Emma Heming Willis Publishes September Guide on Dementia Care

Emma Heming Willis Publishes September Guide on Dementia Care

emma heming willis published The Unexpected Journey in September, turning nearly four years of caregiving into a guide for people supporting dementia patients. The book is already out in more than a dozen editions, including a Spanish version titled Un viaje inesperado.

She walked out of a neurologist’s office with a brochure after learning that Bruce Willis had frontotemporal dementia, and she says the experience showed how little direction many families get when the diagnosis arrives. “There are so many caregivers out there without any guidance or roadmap,” she said.

Bruce Willis diagnosis

Bruce Willis had already been known to have aphasia for months before the frontotemporal dementia diagnosis, and Emma has described the shift as something she had to navigate without a playbook. “I thought I had to take it all on myself and that I was a failure because I needed support,” she said.

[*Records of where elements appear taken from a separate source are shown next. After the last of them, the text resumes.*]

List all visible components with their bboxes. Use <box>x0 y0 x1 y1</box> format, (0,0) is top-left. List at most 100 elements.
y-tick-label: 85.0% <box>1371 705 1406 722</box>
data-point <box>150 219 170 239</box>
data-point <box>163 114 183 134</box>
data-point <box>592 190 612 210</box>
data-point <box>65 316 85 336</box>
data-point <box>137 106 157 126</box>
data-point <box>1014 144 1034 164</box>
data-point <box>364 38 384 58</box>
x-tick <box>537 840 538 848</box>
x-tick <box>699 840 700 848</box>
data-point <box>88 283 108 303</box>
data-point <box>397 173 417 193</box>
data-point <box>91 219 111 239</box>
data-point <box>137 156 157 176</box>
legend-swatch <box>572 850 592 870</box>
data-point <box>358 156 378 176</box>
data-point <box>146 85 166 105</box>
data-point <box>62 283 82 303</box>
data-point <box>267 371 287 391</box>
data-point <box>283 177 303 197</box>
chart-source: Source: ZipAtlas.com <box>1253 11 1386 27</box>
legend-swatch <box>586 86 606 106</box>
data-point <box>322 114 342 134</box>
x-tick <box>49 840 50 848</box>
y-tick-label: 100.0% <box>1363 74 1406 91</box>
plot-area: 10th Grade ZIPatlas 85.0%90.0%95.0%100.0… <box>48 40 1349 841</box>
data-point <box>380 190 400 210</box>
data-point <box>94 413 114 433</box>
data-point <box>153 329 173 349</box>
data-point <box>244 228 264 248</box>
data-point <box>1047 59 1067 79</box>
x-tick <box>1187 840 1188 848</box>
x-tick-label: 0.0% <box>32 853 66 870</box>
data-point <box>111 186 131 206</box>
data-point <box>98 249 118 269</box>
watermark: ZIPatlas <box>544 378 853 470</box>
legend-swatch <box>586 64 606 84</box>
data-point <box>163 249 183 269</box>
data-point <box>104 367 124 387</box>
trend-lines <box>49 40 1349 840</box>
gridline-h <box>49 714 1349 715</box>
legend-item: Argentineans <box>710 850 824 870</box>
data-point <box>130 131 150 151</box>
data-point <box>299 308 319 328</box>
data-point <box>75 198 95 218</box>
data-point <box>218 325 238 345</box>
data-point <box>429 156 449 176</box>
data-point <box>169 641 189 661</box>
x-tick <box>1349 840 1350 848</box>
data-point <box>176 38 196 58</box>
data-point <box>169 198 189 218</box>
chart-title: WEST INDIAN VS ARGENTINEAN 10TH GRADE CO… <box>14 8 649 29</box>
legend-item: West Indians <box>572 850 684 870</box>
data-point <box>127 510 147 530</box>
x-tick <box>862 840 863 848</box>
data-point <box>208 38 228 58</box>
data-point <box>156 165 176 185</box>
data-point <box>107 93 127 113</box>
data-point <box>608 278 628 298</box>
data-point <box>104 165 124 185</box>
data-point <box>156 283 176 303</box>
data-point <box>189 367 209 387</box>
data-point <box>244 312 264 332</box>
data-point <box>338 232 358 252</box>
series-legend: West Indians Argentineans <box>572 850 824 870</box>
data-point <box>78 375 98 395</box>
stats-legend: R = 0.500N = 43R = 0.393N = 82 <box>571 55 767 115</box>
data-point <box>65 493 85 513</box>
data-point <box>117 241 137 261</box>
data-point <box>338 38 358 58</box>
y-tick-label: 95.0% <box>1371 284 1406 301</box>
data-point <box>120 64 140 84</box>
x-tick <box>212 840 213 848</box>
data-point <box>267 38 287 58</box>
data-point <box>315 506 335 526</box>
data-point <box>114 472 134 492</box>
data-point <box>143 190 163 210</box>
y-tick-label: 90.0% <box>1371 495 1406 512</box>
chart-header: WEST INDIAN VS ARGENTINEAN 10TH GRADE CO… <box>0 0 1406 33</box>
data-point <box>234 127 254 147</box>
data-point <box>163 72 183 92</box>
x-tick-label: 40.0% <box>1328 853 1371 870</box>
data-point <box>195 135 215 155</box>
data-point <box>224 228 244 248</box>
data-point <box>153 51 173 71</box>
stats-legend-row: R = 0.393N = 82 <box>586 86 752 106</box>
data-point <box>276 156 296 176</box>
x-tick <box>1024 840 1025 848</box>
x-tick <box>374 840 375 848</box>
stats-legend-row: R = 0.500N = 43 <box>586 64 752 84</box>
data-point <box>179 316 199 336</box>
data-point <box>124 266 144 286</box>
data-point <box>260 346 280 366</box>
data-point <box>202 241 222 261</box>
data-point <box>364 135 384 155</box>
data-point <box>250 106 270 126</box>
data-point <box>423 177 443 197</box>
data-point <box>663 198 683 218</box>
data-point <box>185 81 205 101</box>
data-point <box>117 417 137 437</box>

That reaction has become the spine of The Unexpected Journey, which is framed as a guide to caring for the caregiver and for anyone looking after a dependent person. “And it’s not just my story, right? It’s so many people’s,” she said, tying her own experience to a larger audience than one family.

More than a dozen editions

The book’s reach has already widened beyond English, with more than a dozen editions in different languages and a Spanish edition on shelves under Un viaje inesperado. “I think it shows that this is a universal problem,” she said, and the sales footprint suggests the market for practical caregiving guidance is broader than celebrity memoir buyers.

Emma also said caregivers often leave appointments with no support: “We walk out with no support, and we’re asked to do so much where it’s not humane.” She added, “I know I’m in a privileged position because I have access, I have resources that many people don’t have,” which is why she can turn a personal crisis into a public-facing tool.

June 18 at 48

Emma, who cares for her husband of more than 17 years and has two daughters, Mabel, 14, and Evelyn, 12, turns 48 on June 18. The book gives readers in the same position something concrete to use now: a guide built from the kind of gap she says too many families hit the moment they leave the doctor’s office.